Single object localization focuses on identifying the precise location of one object in an image by producing a bounding box that specifies its position and size. This task, which is simpler than multi-object detection, is a prestep in mastering more complex applications. It often works alongside classification, taking an image as input to generate two outputs: a bounding box for localization and a label for classification.

Bounding Box: A rectangular box that encompasses the object of interest. It is defined by coordinates specifying its position and dimensions (e.g., yxhw).

Class: Similar to the image classification problem, this is represented by a vector where each position corresponds to the probability of that class.

Untitled

Single Object Localization

For single-object localization, we typically do not train a model from scratch but instead use a pre-trained image classification model. It is assumed that a well-trained classification model can identify the Region of Interest (ROI) in an image. By fine-tuning a pre-trained model, we can achieve faster and more accurate object localization, even with limited training data. Otherwise, training from scratch with insufficient data often leads to overfitting, resulting in poor performance during real-world application.

Bounding Box

In object detection tasks, a bounding box (i.e., bbox or box) is a rectangular frame used to define the location of an object within an image. This box is defined by coordinates that represent the object’s extent in the image plane. Bounding boxes are essential tools in computer vision as they allow models to understand where objects are located within a scene, enabling further tasks like object classification and tracking.

bbox format

bbox format yxhw

In computer vision, bounding boxes are typically represented using common formats such as tlbr (top-left-bottom-right) or yxhw (center y-coordinate, center x-coordinate, height, width). The tlbr format specifies the coordinates of the top-left corner and the bottom-right corner of the rectangle, making it straightforward to delineate the box on the image. Alternatively, the yxhw format describes the bounding box by its center's coordinates along with its height and width, which can be particularly useful for transformations like scaling and rotating.

Localization Architecture

After selecting a pre-trained model, such as ResNet50, we need to fine-tune the output layer. Typically, the final layers of the pre-trained model, which are designed for classification, are either replaced or adjusted to predict bounding box coordinates. As show the figure below on the right.

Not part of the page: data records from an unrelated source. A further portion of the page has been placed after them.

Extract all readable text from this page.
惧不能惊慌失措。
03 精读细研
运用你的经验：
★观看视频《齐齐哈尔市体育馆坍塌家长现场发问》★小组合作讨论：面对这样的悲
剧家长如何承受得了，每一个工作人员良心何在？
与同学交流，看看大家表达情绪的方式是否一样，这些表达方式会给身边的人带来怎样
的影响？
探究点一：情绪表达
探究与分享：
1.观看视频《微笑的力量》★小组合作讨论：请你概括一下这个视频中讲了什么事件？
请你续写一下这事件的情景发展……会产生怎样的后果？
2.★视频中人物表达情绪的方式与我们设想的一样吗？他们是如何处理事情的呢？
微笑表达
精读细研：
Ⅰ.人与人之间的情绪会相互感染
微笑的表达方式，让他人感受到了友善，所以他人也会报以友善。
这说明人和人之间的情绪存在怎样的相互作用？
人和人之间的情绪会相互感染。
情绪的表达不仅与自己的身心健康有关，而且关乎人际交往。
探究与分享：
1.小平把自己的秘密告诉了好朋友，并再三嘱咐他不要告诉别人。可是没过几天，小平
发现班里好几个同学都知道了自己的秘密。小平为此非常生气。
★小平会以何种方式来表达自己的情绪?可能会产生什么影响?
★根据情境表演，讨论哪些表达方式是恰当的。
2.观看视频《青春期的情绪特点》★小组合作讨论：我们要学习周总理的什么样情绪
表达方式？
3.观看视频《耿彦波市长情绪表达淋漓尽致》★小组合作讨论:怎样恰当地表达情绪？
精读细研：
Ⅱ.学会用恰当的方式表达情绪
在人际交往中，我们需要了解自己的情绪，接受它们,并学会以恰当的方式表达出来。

For a single object, this usually involves replacing the last outputs layer (n_class) with a new one that outputs 5 values, where 4 of them represent the bounding box (e.g., yxhw) and 1 represents the confidence score. For a localization and classification model, we need n_class + 5.

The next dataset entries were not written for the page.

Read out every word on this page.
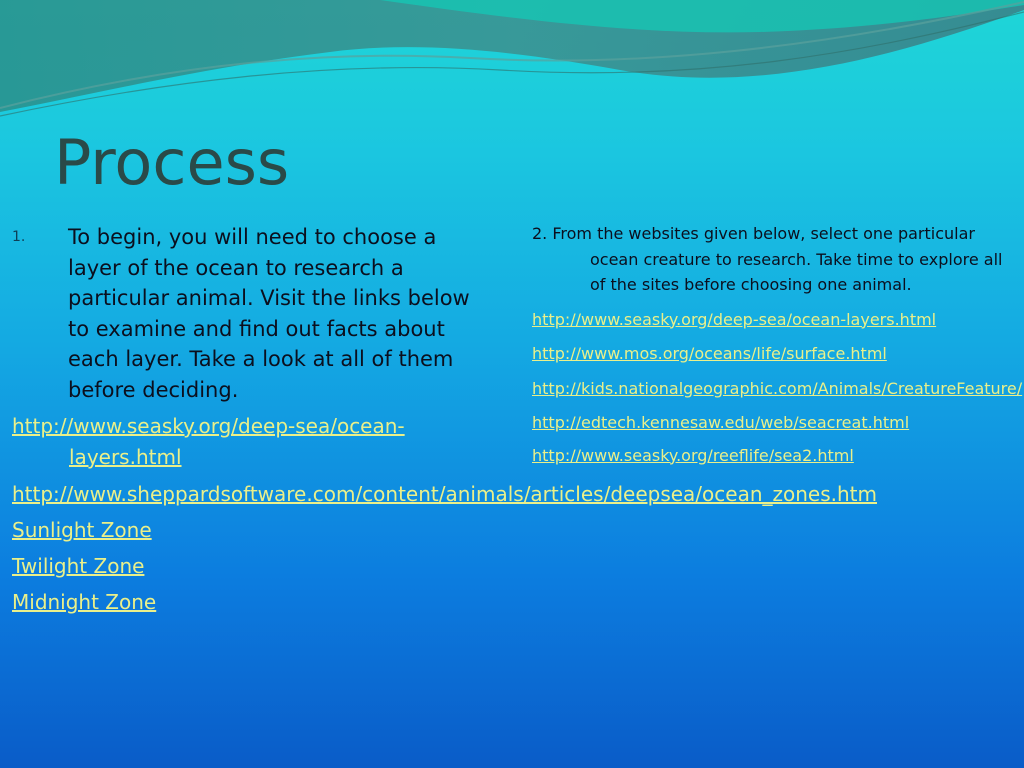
Process
1.	To begin, you will need to choose a layer of the ocean to research a particular animal. Visit the links below to examine and find out facts about each layer. Take a look at all of them before deciding.
http://www.seasky.org/deep-sea/ocean-layers.html
http://www.sheppardsoftware.com/content/animals/articles/deepsea/ocean_zones.htm
Sunlight Zone
Twilight Zone
Midnight Zone

2. From the websites given below, select one particular ocean creature to research. Take time to explore all of the sites before choosing one animal.

http://www.seasky.org/deep-sea/ocean-layers.html
http://www.mos.org/oceans/life/surface.html
http://kids.nationalgeographic.com/Animals/CreatureFeature/
http://edtech.kennesaw.edu/web/seacreat.html
http://www.seasky.org/reeflife/sea2.html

embed - 2025-01-27T201508.143.svg

Localization Loss Functions

For localization, we need to evaluate whether the model's predicted bounding box is accurate. Additional loss functions are required to guide the training process.

Bounding Box Regression Loss: Bounding box accuracy can be evaluated using a regression loss, like MSE, which measures the discrepancy between predicted and ground truth center points $(x, y)$, height $h$, and width $w$. The bounding box is visualized as showing on the right.

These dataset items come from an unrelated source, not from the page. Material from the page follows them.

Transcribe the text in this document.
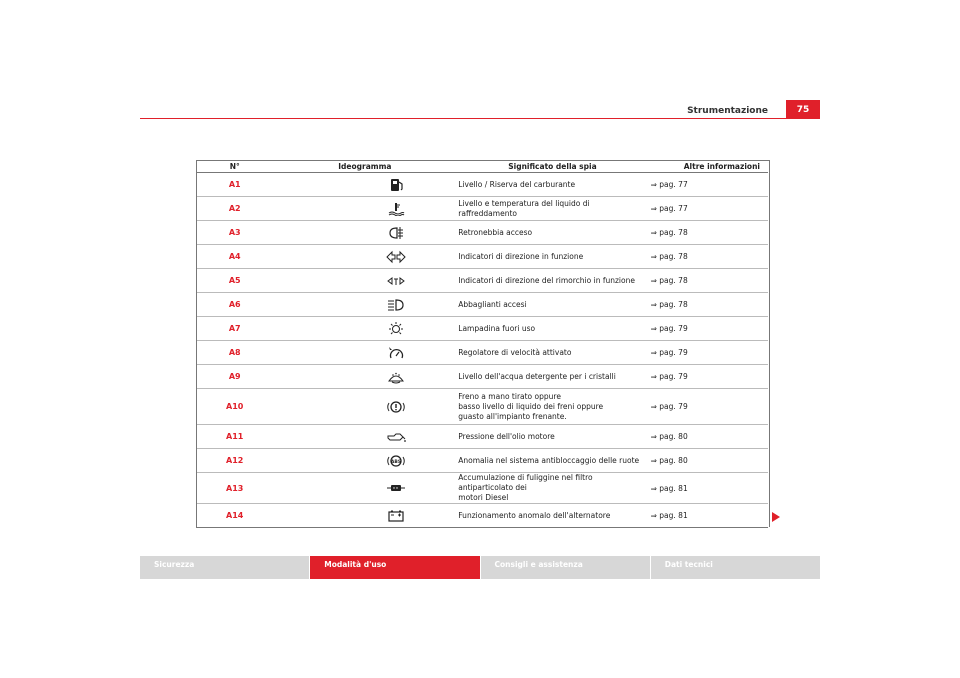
Strumentazione	75
N°	Ideogramma	Significato della spia	Altre informazioni
A1		Livello / Riserva del carburante	⇒ pag. 77
A2		Livello e temperatura del liquido di raffreddamento	⇒ pag. 77
A3		Retronebbia acceso	⇒ pag. 78
A4		Indicatori di direzione in funzione	⇒ pag. 78
A5		Indicatori di direzione del rimorchio in funzione	⇒ pag. 78
A6		Abbaglianti accesi	⇒ pag. 78
A7		Lampadina fuori uso	⇒ pag. 79
A8		Regolatore di velocità attivato	⇒ pag. 79
A9		Livello dell'acqua detergente per i cristalli	⇒ pag. 79
A10		Freno a mano tirato oppure
basso livello di liquido dei freni oppure
guasto all'impianto frenante.	⇒ pag. 79
A11		Pressione dell'olio motore	⇒ pag. 80
A12	ABS	Anomalia nel sistema antibloccaggio delle ruote	⇒ pag. 80
A13		Accumulazione di fuliggine nel filtro antiparticolato dei
motori Diesel	⇒ pag. 81
A14		Funzionamento anomalo dell'alternatore	⇒ pag. 81
Sicurezza	Modalità d'uso	Consigli e assistenza	Dati tecnici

The MSE loss for the predicted and ground truth bounding boxes is defined as:

$$ J^{(i)}_{\text{bbox}} = ((x^{(i)} - \hat{x}^{(i)})^2 + (y^{(i)} - \hat{y}^{(i)})^2 + (w^{(i)} - \hat{w}^{(i)})^2 + (h^{(i)} - \hat{h}^{(i)})^2) $$

where $N$ is the number of training examples, and $\hat{y}$, $\hat{x}$, $\hat{h}$ and $\hat{w}$ are the predicted values.

Presence Check: Usually, localization comes with an additional object presence score (a.k.a. confidence score). It is necessary to have this score, as it helps the model distinguish between the pure background and actual objects, ensuring accurate detection by penalizing false positives and false negatives.

Object presence usually uses binary cross-entropy loss (the loss function used in logistic regression), which ensures that the model is confident about whether an object is present.

$$ J^{(i)}_{\text{score}} = [c^{(i)} \log(\hat{c}^{(i)}) + (1 - c^{(i)}) \log(1 - \hat{c})] $$

where $c^{(i)}$ is the ground truth label indicating the presence of an object, and $\hat{c}^{(i)}$ is the predicted probability of presence.